Le bain dérivatif permettrait donc de créer un mini choc thermique et de revenir à la normale avec une sorte de réaction en chaîne. Parmi les autres bienfaits cités : des effets sur le système immunitaire, un regain d’énergie et un meilleur sommeil. Le bain dérivatif pourrait également éliminer les toxines, soulager les douleurs irradiantes du cycle et même améliorer la digestion. Des effets positifs que la papesse du bain dérivatif à la française France Guillain a documenté dans un ouvrage “Le bain dérivatif : cent ans après Louis Kuhne”.
Ce que les spécialistes pensent de cette technique
En ces temps caniculaires, qui donnent l’illusion de vivre dans l’hémisphère Sud, transformer sa culotte en banquise est plutôt appréciable. C’est presque plus efficace qu’un éventail ou un ventilateur nomade, surtout à cet endroit qui ressemble rapidement à un sauna au moindre arrêt prolongé sur la banquette du métro.

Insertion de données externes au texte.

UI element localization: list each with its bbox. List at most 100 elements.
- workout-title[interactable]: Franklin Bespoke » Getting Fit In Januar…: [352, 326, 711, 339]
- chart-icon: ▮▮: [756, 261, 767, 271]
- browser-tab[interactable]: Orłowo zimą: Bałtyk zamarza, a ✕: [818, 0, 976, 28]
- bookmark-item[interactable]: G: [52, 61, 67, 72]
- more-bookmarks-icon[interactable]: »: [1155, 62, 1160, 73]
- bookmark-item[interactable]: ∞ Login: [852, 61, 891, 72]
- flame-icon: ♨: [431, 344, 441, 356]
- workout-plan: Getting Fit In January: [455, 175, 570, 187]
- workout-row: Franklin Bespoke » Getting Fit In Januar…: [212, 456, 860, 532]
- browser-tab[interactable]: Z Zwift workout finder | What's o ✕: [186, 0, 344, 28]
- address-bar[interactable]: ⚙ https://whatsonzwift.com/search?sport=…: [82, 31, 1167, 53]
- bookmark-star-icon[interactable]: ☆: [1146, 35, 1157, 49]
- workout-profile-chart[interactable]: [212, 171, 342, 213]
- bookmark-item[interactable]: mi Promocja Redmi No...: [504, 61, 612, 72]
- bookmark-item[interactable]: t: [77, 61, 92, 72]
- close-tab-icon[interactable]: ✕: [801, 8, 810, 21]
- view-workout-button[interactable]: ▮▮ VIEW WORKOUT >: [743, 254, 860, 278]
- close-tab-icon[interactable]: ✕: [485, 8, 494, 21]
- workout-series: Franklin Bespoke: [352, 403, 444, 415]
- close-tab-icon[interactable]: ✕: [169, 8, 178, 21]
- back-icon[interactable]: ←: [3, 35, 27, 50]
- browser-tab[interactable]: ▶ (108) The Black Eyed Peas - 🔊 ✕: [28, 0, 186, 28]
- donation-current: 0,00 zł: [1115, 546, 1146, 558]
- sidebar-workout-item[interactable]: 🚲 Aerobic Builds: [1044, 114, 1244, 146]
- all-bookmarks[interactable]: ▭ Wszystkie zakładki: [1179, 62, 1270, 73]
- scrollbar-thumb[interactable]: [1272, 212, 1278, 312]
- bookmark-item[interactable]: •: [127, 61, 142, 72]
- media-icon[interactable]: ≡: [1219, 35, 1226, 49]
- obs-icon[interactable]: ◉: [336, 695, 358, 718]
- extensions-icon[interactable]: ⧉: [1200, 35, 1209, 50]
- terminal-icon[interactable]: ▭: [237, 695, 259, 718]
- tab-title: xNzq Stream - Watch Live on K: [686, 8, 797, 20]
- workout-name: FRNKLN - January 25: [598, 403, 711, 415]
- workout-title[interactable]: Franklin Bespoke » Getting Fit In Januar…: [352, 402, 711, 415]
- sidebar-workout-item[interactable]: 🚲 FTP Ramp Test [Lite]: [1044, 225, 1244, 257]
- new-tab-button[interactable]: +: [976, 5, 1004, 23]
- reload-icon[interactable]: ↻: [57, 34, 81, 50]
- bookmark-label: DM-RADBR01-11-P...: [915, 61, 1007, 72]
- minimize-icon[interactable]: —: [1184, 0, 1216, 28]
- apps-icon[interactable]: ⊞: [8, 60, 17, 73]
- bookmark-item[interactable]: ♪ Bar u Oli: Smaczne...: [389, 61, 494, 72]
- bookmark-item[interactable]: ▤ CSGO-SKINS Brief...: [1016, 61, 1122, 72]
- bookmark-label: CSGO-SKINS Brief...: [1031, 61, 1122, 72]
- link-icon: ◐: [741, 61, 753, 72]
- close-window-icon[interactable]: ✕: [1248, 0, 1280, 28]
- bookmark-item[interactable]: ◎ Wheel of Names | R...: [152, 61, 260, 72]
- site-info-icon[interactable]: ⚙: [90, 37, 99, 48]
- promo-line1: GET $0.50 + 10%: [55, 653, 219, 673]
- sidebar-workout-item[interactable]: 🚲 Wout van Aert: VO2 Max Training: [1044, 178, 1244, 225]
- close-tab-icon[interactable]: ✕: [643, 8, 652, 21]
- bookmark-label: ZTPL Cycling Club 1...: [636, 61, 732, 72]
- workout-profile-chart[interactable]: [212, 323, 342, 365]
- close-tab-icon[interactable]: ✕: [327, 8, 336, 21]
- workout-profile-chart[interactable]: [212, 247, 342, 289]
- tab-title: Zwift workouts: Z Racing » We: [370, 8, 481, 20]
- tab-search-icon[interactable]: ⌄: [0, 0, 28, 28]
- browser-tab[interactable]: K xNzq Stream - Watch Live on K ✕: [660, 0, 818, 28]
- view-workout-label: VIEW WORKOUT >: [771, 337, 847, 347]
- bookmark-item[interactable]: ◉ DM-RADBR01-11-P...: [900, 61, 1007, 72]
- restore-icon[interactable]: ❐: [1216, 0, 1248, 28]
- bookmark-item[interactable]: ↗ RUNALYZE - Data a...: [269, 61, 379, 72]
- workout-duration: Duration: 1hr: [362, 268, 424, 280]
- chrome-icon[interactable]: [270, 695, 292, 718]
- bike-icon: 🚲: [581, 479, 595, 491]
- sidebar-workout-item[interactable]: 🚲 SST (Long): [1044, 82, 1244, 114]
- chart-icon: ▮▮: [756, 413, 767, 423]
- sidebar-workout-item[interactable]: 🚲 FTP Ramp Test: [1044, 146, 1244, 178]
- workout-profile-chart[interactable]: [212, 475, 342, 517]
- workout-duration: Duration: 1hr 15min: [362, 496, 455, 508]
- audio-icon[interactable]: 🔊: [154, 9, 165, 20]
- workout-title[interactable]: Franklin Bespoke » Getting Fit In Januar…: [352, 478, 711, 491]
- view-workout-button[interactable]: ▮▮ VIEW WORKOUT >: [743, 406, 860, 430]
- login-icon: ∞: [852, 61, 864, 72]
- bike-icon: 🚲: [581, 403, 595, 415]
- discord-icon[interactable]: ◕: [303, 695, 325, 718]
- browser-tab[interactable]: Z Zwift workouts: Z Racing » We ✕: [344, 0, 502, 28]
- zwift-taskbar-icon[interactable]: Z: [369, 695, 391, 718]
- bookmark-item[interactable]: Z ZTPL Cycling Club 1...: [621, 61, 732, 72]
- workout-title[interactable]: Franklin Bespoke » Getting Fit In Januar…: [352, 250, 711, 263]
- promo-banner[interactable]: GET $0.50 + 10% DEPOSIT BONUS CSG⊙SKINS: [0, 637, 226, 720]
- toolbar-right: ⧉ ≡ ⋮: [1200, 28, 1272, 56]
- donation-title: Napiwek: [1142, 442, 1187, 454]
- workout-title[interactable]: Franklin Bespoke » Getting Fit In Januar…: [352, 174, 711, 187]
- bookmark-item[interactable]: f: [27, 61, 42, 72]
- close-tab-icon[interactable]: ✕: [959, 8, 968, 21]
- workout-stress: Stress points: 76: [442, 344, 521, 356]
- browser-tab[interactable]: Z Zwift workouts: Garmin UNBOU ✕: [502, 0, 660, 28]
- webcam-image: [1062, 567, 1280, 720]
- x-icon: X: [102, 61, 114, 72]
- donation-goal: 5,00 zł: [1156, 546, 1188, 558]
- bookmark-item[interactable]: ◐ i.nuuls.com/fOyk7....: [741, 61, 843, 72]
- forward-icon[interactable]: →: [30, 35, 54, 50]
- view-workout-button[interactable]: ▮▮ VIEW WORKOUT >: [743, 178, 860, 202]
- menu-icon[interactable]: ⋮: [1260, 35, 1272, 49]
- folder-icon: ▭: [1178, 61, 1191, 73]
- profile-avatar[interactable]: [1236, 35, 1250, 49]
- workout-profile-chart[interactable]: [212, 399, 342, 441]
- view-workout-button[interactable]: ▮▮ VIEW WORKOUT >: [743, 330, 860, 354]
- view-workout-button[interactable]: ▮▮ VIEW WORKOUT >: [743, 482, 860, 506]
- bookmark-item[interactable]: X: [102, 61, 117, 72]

Cependant, les spécialistes ne sont pas convaincus par cette approche qu’ils jugent empiriques. Ils tempèrent la méthode et rappellent qu’aucune étude scientifique sérieuse ne s’est penchée sur le bain dérivatif. Dans les colonnes du média “Allô Docteur”, la Dre Odile Bagot rappelle que les arguments en faveur des bains dérivatifs n’ont jamais été démontrés, hormis à travers des témoignages. “Le seul intérêt médical d’appliquer du froid sur le périnée peut être en cas d’inflammation de cette zone (par exemple après une épisiotomie, en présence d’un hématome ou d’hémorroïdes)” peut-on lire.
Le média Dopamin Paris, quant à lui, rappelle que les études autour du froid oublient certaines réalités anatomiques des femmes, notamment les hormones, le cycle menstruel mais également le système nerveux, construit différemment. Le froid peut, certes, améliorer l’état de santé à 360°C mais il sonne parfois comme une menace dans le corps. Il est synonyme de stress et active le système « combat, fuite ».
Placébo ou réelle trouvaille bien-être, le bain dérivatif a encore ses zones d’ombre. Cependant, celles qui ont testé cette méthode holistique n’en disent que du bien. Le mieux est peut-être de s’en faire son propre avis en arborant des culottes réfrigérées.